Prosecutors’ Group Backs Changes to College Campus Sexual Assault Investigations

August 14, 2015

By Valerie Bauerlein at The Wall Street Journal

A national prosecutors’ group is backing a congressional proposal that would upend the handling of campus sexual assault cases, saying universities need to consult police before adjudicating and punishing potentially criminal offenses.

The National District Attorneys Association said it supports the recently introduced Safe Campus Act, which would require police investigation of sexual assault claims before schools begin disciplinary proceedings against accused students. The mandatory-reporting requirement would be a sea change from the current practice, as schools commonly handle allegations of sexual assault independently.

“You have to take away the whole perception that academic institutions are on their own separate island,” said Michael Ramos,the association’s president-elect and district attorney of the County of San Bernardino, Calif.

The Safe Campus Act also would provide the right to a lawyer for accused and accusing students. Some students face life-altering consequences like expulsion after quasi-judicial hearings where they had no legal counsel, Mr. Ramos said.

Rape survivors’ groups said mandatory-reporting rules would silence victims, and schools are already required to provide trained advocates.

“This bill will make campuses less safe,” said Fatima Goss Graves,senior vice president of the National Women’s Law Center. “I don’t know many people who work closely with survivors of sexual assault who would rally behind it.”

The Safe Campus Act, introduced by Arizona Rep. Matt Salmon and Texas Reps. Kay Granger and Pete Sessions, all Republicans, is one of many changes to campus sexual assault policy under consideration in Congress. A leading bipartisan proposal is sponsored by Missouri Sen. Claire McCaskill, a Democrat, and would require regular campus climate surveys and provide amnesty for offenses like underage drinking for those reporting assault.

Colleges and universities have been through several years of broadchanges in sexual-assault policy, spurred by student activists and the Obama administration.

In a 2011 “Dear Colleague” letter to every U.S. college, the Education Department told schools they risked federal investigation and financial penalties if they didn’t protect students from sexual harassment and violence under Title IX of the Education Amendments of 1972, which requires gender equity.

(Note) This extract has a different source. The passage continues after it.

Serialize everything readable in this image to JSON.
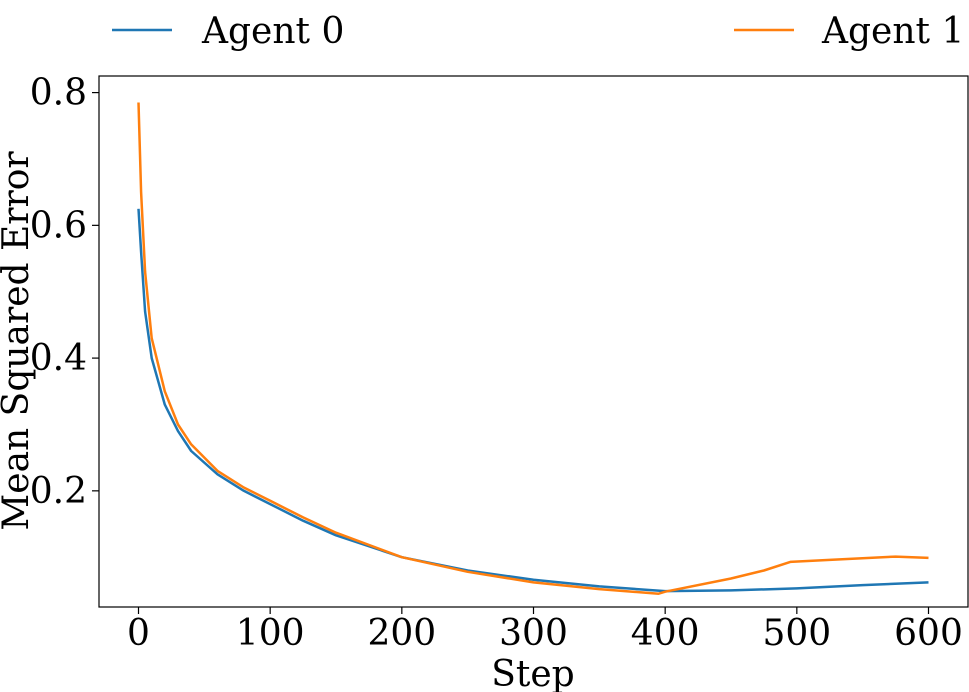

Some backers of the Safe Campus Act say federal rules have put universities in the position of investigating, prosecuting, defending and judging cases. The Fraternity and Sorority Political Action Committee said the University of Virginia wrongfully suspended Greek activities after a Rolling Stone magazine article described an alleged gang rape at a fraternity house. A police investigation later found no evidence of a gang rape and Rolling Stone retracted the article.

“What’s becoming clear is that Congress recognizes the status quo is broken,” said Kevin O’Neill, the committee’s executive director. “Anybody who’s defending the status quo is going to be fairly disappointed.”

Civil-liberties advocates say mandatory-reporting requirements and the right to legal counsel are a step in the right direction. “At all campuses, there’s the question of the competency of campus amateurs to investigate and come up with reasonable findings,” said Joseph Cohn, policy director at the Foundation for Individual Rights in Education.

Ms. Goss Graves said it is wrong to conflate campus administrative hearings with criminal trials. An administrative hearing isn’t about establishing guilt beyond a reasonable doubt but about ensuring students have access to education without sexual harassment and violence, she said. “They’re looking for different outcomes,” she said.

The American Council on Education, representing 1,700 schools, hasn’t taken a position on the Safe Campus Act. The council told Congress in a May letter about separate legislation that schools have been “reluctant” to agree to mandatory reporting “because some victims prefer that local and state police not be involved.”

The Education Department declined to comment.